Hélène estaba roja, con una expresión tal de rabia en los ojos como Pierre nunca había visto en ella.
—Separarse, disculpe, solo si me cede todas sus posesiones. Estoy embarazada y no de usted.
—¡Arggg! ¡Vete o te mato! —gritó Pierre reflejando el rostro de su padre y tomando el tablero de mármol de la mesa y con una fuerza aún desconocida para él dio un paso y lo levantó sobre ella. Hélène de pronto se echó a llorar. Su rostro se descompuso y se echó a correr. Pierre arrojó el tablero y mesándose los cabellos comenzó a pasearse por la habitación. Una semana después Pierre entregó a su mujer un poder para administrar todas las propiedades de la Gran Rusia, que constituían más de la mitad de su fortuna, y partió solo hacia San Petersburgo.
H
ABÍAN
pasado dos meses desde que se recibieran noticias en Lysye Gory sobre la batalla de Austerlitz y sobre la desaparición del príncipe Andréi. A pesar de todas las búsquedas su cuerpo no había sido encontrado y a pesar de todas las cartas enviadas a través de la embajada, no se encontraba entre los prisioneros. Y lo peor de todo, quedaba en todo caso la esperanza de que hubiera sido recogido en el campo de batalla por los habitantes de la zona y que pudiera estar convaleciente o moribundo, solo entre gente extraña y sin fuerzas para dar noticias. En los periódicos a través de los que el príncipe tuvo por primera vez noticias de la batalla de Austerlitz venía escrito de manera muy escueta e indefinida, que los rusos habían tenido que batirse en retirada, pero que se habían retirado en completo orden. Pero el anciano príncipe comprendió a través de esas noticias oficiales cómo había sido la cosa. Y a pesar de que no sabía nada de su hijo, esas noticias le destrozaron. Estuvo tres días sin salir de su despacho y durante todo el día, según vio Tijón, se dedicó a escribir cartas y a mandar montones de sobres a correos dirigidos a las más importantes personalidades. Se acostaba a dormir a la hora de costumbre, pero el diligente Tijón se levantaba por la noche de su camastro en el cuarto de los criados y acercándose cautelosamente a la puerta del despacho escuchaba que en la oscuridad el anciano príncipe andaba tanteando por su habitación graznando y rezongando algo para sí.

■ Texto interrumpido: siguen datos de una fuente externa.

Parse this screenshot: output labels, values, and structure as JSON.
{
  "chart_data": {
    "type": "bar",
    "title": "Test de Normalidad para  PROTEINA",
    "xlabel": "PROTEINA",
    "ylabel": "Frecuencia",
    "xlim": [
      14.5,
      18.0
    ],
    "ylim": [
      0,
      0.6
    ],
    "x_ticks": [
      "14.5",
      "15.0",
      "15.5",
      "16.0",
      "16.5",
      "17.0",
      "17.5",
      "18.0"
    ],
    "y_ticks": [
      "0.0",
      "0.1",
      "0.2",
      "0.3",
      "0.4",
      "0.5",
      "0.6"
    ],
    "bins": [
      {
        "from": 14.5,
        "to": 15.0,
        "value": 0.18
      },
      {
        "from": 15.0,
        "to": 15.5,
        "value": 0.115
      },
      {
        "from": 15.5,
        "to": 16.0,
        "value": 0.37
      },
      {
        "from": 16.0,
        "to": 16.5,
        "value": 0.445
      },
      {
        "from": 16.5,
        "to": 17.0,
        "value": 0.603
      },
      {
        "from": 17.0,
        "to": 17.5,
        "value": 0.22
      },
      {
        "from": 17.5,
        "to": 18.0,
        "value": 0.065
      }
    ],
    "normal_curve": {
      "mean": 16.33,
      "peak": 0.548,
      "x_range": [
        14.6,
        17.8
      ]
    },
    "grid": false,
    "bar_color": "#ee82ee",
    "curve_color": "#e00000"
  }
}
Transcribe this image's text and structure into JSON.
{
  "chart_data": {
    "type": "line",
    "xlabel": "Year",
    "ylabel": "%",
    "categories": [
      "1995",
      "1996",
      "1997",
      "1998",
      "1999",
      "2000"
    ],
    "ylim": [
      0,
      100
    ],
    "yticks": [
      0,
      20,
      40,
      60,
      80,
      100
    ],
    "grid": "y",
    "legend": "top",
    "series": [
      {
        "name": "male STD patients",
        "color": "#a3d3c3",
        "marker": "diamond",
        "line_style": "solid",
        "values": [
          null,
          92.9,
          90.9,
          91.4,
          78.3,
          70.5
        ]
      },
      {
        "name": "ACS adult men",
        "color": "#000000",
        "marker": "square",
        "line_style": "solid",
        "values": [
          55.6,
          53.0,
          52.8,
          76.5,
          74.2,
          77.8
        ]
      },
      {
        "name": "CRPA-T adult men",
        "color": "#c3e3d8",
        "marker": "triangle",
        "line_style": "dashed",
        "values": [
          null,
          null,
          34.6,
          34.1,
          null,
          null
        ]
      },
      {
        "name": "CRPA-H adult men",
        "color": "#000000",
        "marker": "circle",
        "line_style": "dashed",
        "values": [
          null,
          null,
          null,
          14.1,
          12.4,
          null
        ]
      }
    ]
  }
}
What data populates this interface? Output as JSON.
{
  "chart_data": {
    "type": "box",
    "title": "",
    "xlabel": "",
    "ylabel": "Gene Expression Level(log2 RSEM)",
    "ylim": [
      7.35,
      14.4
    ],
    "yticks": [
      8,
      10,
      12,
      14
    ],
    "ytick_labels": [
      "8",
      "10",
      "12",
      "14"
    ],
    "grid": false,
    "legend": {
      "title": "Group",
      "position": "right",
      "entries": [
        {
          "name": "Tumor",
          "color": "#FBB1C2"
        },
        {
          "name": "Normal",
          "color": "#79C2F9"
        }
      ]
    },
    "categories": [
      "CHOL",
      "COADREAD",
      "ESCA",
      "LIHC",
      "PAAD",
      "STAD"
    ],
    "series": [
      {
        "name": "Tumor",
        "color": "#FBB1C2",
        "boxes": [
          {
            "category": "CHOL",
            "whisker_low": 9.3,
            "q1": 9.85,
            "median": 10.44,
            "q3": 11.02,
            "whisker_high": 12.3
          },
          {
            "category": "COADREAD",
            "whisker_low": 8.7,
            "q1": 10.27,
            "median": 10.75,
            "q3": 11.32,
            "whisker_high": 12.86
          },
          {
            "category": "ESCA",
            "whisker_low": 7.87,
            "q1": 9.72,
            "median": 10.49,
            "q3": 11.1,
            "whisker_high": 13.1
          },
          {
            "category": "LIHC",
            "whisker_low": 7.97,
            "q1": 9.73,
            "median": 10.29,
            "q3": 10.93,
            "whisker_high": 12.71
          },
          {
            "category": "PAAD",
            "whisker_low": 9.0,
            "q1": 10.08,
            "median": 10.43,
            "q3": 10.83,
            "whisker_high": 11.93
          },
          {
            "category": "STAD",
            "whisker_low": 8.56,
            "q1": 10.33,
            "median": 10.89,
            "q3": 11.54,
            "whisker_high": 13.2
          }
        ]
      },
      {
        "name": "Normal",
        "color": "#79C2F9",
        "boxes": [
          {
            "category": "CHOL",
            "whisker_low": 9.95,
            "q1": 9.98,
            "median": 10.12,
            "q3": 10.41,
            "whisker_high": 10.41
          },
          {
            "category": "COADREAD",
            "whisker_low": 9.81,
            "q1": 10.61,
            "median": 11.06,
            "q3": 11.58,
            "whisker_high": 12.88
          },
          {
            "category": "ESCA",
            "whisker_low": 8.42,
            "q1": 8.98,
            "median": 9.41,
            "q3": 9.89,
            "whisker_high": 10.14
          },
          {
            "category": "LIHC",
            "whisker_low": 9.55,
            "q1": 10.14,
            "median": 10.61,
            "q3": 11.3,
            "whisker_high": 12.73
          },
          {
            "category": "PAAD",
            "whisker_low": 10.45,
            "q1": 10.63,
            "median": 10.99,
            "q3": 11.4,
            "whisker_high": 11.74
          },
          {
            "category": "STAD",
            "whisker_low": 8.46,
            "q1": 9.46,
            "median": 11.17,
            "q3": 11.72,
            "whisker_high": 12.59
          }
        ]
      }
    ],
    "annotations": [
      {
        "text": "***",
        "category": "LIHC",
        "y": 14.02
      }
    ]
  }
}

Una semana después de la recepción de los periódicos con noticias sobre la batalla de Austerlitz, llegó una carta de Kutúzov, en la cual él, sin esperar a que se lo requirieran, informaba de la suerte que había corrido su hijo.
«Ante mis ojos su hijo —escribía Kutúzov—, con la bandera en la mano, a la cabeza del regimiento, cayó como un héroe, digno de su padre y de su patria. Si está vivo o muerto, a pesar de todos mis esfuerzos, hasta el momento no puedo saberlo. Me consuelo como usted con la esperanza de que esté vivo puesto que en caso contrario se encontraría entre los oficiales hallados en el campo de batalla, cuya relación me han hecho llegar a través de parlamentarios.»